What the Barnier approach would mean in practice is that the European state-aid regime remains in place for all 28 countries, but with the many ad hoc exceptions that will be necessary to meet the political and economic needs of the ruling class in the remaining 27 countries, which will play out in different ways depending on the economic muscle of the constituent states.
EU state aid rules have for many years masked the huge levels of inequality between countries in the bloc. It has never been the ‘level playing field’ beloved of neo-liberal fantasists.
Britain meanwhile will be compelled to labour on under such neo-liberal fantasies whose time has very much passed.
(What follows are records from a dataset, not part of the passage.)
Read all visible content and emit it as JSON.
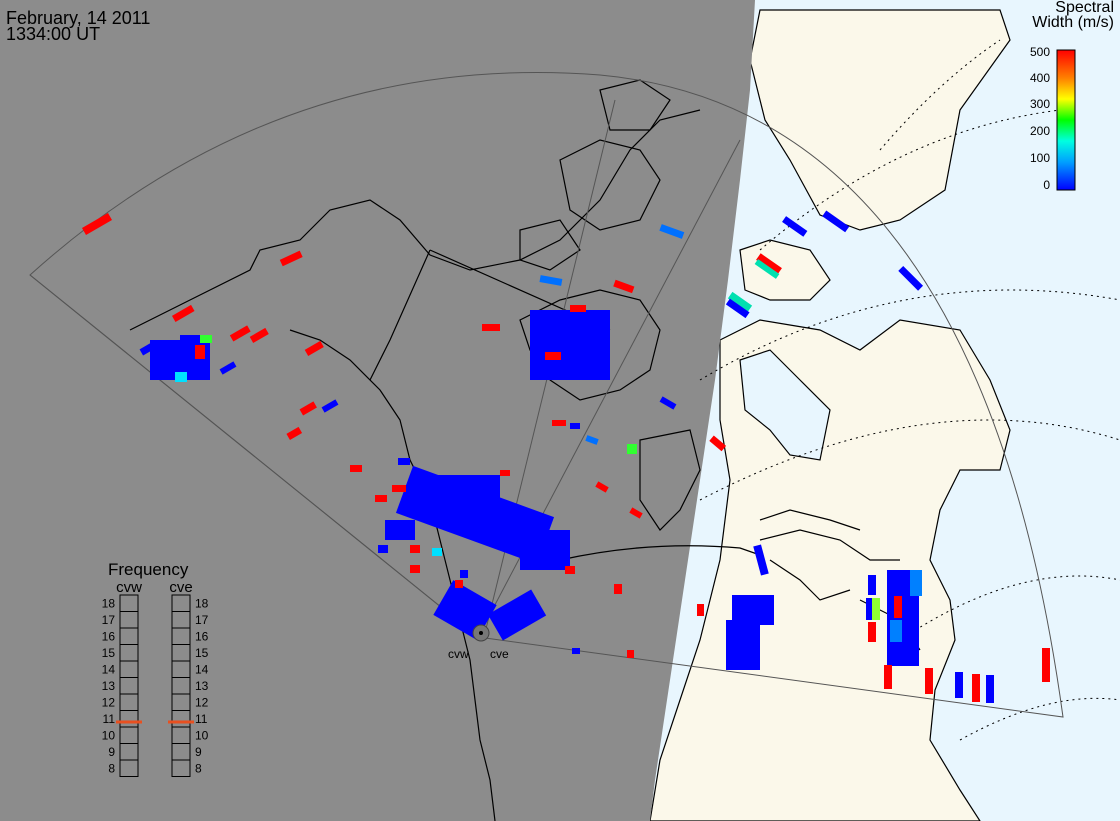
{
  "header": {
    "date": "February, 14 2011",
    "time": "1334:00 UT"
  },
  "colorbar": {
    "title_line1": "Spectral",
    "title_line2": "Width (m/s)",
    "ticks": [
      "500",
      "400",
      "300",
      "200",
      "100",
      "0"
    ],
    "range": [
      0,
      500
    ],
    "colors": [
      "#0000ff",
      "#00a0ff",
      "#00ffe0",
      "#00ff00",
      "#ffff00",
      "#ff8000",
      "#ff0000"
    ]
  },
  "frequency": {
    "title": "Frequency",
    "radars": [
      {
        "name": "cvw",
        "value": 10.8
      },
      {
        "name": "cve",
        "value": 10.8
      }
    ],
    "scale": [
      "18",
      "17",
      "16",
      "15",
      "14",
      "13",
      "12",
      "11",
      "10",
      "9",
      "8"
    ],
    "range": [
      8,
      18
    ]
  },
  "radars": [
    {
      "label": "cvw"
    },
    {
      "label": "cve"
    }
  ],
  "colors": {
    "night": "#8c8c8c",
    "land_day": "#fbf8ea",
    "ocean_day": "#e8f6fe",
    "low_width": "#0000ff",
    "high_width": "#ff0000"
  }
}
What’s absolutely crucial is that socialists resist the temptation to pick a side.
On both sides of the channel, progressive forces need to be advancing a different vision of partnership and inter-relatedness.
The current crisis, in which the forces of social democracy are advancing no answer other than better management of the attempt to revivify the existing economic model, has given us a space to make the radical arguments needed regarding a wholesale redefinition of how we organise the productive forces in society.
That was the basis for the radical left case for leaving the EU.
If sections of the left get dragged into supporting the Barnier position out of a sense that this is opposing Toryism, or because of the veneer of rights protected by the level playing field, then the opportunity shrinks.
The zombie forces of British diplomatic narcissism and European neo-liberalism can and must be destroyed. Don’t take a side.